On arrivait à l'hôtel Zénobie, désuet, décati, construit dans l'enceinte du site, et d'emblée la légende de la grande reine planait sur la ville qu'elle avait portée à son apogée. Je ressuscite l'image de Zénobie qui avait osé se dresser, femme et Arabe, contre l'empereur romain Aurélien, chef de l'État le plus puissant du monde. Puis j'évoque ce qui restait du site, l'idée générale qui avait présidé à son ordonnancement, avant d'examiner en détail, mais toujours plus en amoureux qu'en érudit, les monuments qui ont subsisté, si poétiques : le théâtre, les temples, les tours funéraires.
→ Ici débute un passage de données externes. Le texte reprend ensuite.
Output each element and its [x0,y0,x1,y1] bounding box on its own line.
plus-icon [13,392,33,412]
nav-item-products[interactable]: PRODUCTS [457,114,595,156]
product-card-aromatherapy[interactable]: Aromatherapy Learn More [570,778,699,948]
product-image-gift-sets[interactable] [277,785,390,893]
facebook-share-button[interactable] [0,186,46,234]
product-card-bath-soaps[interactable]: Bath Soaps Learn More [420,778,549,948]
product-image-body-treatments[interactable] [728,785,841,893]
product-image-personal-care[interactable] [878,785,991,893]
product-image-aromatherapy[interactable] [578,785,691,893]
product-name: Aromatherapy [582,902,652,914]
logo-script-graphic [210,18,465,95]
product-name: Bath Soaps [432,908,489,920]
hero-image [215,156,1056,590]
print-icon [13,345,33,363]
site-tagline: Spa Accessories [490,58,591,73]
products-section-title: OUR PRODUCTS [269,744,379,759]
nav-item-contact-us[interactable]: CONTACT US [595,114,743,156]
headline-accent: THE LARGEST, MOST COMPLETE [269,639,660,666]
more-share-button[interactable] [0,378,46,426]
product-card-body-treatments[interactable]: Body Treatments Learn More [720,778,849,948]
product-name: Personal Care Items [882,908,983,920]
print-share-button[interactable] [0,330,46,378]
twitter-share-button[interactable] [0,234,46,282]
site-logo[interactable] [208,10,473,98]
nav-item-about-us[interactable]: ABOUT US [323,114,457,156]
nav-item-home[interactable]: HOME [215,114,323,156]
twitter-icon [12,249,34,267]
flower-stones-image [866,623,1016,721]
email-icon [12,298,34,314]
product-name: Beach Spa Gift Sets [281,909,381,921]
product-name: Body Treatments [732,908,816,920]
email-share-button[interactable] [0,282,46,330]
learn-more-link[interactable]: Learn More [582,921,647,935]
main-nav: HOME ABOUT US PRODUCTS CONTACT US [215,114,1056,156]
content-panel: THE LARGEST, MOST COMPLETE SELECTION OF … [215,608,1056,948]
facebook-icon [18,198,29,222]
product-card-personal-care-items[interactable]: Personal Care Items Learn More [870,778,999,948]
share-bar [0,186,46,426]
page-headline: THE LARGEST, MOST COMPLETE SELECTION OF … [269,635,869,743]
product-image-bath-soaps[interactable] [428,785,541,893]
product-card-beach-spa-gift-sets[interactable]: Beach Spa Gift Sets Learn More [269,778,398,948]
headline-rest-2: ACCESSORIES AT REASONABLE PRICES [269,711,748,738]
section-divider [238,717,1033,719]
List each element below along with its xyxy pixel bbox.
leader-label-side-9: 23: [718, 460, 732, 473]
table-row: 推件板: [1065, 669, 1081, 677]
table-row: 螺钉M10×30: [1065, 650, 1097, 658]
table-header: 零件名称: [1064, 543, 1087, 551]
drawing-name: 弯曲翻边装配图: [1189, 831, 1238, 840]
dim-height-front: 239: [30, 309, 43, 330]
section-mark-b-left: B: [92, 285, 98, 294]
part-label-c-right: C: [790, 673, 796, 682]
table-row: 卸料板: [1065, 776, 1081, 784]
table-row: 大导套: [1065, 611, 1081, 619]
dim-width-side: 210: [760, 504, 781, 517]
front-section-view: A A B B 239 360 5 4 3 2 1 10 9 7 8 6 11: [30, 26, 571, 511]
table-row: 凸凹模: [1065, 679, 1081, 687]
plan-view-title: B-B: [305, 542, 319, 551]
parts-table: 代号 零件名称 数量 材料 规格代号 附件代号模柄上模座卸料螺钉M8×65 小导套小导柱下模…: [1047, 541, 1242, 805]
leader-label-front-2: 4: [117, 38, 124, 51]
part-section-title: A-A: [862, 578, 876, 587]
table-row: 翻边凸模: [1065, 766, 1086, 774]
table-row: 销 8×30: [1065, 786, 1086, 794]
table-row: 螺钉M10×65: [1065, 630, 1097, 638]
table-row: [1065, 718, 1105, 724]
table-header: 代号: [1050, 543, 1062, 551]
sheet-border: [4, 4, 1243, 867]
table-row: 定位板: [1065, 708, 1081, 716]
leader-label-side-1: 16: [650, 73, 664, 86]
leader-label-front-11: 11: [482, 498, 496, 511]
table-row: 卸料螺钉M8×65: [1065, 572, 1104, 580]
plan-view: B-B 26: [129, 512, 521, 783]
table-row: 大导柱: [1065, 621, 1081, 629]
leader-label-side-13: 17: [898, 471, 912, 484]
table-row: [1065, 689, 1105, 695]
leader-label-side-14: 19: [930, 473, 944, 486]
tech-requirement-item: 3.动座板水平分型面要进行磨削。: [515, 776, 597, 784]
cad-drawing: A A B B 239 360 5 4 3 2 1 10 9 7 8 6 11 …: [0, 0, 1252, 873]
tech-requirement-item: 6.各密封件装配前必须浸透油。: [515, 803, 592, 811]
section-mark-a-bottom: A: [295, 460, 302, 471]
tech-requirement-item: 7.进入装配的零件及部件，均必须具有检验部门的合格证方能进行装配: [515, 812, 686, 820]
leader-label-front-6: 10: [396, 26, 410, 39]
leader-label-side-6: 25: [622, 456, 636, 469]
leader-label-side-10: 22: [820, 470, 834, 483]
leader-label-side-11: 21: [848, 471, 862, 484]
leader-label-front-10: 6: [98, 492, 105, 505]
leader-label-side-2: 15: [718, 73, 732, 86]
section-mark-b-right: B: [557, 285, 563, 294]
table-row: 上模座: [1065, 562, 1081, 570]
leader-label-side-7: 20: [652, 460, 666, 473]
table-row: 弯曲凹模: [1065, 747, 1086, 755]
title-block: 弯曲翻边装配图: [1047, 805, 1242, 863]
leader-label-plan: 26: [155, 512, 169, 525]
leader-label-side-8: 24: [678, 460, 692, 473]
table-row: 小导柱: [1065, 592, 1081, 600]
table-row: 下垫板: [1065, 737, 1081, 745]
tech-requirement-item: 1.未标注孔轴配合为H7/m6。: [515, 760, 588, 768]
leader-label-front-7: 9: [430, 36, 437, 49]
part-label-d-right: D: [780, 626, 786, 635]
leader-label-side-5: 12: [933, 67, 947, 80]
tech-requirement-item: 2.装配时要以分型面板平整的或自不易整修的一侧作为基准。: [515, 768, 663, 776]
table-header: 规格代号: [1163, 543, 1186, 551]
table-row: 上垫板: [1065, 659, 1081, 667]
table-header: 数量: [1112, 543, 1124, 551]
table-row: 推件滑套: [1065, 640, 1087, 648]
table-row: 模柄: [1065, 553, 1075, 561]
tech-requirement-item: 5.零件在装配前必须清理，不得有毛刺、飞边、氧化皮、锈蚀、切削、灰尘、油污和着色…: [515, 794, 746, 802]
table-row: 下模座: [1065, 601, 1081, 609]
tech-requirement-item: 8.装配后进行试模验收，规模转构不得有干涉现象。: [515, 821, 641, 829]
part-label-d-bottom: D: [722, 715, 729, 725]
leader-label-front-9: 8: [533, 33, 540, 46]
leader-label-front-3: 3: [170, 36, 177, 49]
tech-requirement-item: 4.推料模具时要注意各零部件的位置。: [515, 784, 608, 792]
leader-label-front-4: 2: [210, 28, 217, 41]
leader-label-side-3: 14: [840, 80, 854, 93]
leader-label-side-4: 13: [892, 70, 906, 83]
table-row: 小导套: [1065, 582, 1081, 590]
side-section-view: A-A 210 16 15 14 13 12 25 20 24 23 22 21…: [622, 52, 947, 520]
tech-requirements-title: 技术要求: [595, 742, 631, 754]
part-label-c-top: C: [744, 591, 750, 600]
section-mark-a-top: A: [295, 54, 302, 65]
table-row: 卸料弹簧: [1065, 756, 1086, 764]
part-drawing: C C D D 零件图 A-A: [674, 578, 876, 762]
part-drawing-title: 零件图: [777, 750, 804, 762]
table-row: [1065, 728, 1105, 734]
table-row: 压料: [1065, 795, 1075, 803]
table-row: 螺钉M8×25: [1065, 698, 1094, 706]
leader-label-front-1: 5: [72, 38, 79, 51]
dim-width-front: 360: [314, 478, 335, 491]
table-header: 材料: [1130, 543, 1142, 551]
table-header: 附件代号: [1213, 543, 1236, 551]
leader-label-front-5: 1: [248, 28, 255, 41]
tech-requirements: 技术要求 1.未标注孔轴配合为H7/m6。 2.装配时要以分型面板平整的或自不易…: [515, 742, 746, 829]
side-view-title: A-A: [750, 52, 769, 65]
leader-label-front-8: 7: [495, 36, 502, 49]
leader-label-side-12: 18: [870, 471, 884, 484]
Avant de conclure par une réflexion sur l'iconoclasme, une des plus vieilles passions de l'homme, qui pousse une idéologie au pouvoir à faire table rase de celles qui l'ont précédée. » Dominique Fernandez.
Voici Palmyre racontée et montrée par deux voyageurs passionnés qui l'ont visitée à de nombreuses reprises. Ce site inouï, détruit en 2015 par la violence de Daech, est reconstitué par les photographies de Ferrante Ferranti qui en donnent une vision exhaustive (temples, agora et théâtre, colonnades et arches, camp de Dioclétien, tombeaux), faisant ainsi oeuvre de mémoire.
Palmyre apparaît alors dans sa splendeur, telle qu'on ne la reverra jamais.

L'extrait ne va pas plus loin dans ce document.